YES. We have all heard about pregnancy cravings. Sweet cravings are quite common for women during pregnancy. However, keep in mind that the more frequently you snack, the greater the chance of tooth decay developing. Some recent studies have also shown that the bacteria responsible for tooth decay is passed on from the mother to the child. So be careful of what you eat. Also, during pregnancy, increased acidity in the mouth increases the risk of tooth decay. Vomiting during pregnancy (especially during morning sickness period) can make the problem worse by exposing the teeth to a high quantity of gastric acid. If you have morning sickness, rinse your mouth with a solution of baking soda and water after vomiting. Use one teaspoon of baking soda in a cup of water and mix.

Should I Share the News with my Dentist That I Am Pregnant?

Your dentist should know as soon as you believe you are pregnant. It is best to avoid taking any unnecessary X-rays during your pregnancy. You should also let your dentist know if you are trying to get pregnant. Having this knowledge can help in planning X-rays or other treatments that are needed.

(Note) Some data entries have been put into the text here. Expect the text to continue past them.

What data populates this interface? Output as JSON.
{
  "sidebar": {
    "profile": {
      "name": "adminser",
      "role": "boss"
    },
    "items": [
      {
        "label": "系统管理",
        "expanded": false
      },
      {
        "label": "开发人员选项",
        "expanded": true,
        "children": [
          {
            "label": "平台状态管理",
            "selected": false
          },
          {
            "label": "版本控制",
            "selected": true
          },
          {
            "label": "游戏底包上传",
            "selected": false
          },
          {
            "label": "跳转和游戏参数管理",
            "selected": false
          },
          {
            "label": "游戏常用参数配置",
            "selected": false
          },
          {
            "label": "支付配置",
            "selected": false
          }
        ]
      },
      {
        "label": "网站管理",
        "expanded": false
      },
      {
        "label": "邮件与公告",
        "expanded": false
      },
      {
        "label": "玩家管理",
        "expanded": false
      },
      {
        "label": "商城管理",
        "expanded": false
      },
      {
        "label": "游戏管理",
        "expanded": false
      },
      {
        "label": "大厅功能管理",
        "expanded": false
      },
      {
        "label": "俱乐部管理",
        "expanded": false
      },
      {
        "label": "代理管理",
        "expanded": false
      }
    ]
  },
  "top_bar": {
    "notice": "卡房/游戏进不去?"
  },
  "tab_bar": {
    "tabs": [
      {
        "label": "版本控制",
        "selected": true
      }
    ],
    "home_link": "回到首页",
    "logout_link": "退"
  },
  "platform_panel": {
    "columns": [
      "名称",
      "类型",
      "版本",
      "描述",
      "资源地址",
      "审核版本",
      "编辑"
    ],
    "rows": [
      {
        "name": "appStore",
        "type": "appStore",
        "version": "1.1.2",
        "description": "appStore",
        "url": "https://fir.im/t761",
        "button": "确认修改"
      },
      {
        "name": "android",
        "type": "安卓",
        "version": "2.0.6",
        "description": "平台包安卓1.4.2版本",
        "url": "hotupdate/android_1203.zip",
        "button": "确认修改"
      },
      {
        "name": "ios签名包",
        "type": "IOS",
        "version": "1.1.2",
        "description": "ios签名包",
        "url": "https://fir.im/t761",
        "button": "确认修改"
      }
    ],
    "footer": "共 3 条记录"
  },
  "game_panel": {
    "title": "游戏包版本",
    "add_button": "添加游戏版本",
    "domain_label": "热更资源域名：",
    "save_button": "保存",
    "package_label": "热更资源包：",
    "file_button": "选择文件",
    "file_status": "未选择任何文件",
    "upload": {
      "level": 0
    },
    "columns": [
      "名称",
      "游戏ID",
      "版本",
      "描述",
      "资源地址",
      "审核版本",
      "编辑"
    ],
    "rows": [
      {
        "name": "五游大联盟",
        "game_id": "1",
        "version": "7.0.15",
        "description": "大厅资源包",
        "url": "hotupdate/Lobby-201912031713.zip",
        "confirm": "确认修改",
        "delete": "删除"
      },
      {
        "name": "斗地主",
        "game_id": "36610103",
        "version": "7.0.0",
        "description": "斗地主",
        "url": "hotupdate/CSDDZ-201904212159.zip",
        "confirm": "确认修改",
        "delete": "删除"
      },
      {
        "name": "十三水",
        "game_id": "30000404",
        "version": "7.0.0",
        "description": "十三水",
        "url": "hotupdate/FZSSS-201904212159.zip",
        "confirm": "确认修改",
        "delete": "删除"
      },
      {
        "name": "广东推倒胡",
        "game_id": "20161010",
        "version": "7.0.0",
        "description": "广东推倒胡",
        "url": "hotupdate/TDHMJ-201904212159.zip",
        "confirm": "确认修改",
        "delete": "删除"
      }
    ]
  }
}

After you have had your baby if you experienced any type of gum problems during your pregnancy, see your dentist soon after delivery to have your entire mouth examined and periodontal health evaluated.

As a mother to be, what you do to take care of your health (including your diet) affects the development of your baby’s teeth and gums as well as their entire bodies. And as your body goes through a process of change, it is also important to pay particular attention to your own oral hygiene. Maintaining a good daily oral routine can help keep potential problems from developing.

Don’t forget that this is a time in your life to enjoy the natural changes that take place in your body, relax, and get ready to welcome your new baby into the world. So radiate health by keeping your smile bright and teeth healthy for many years to come.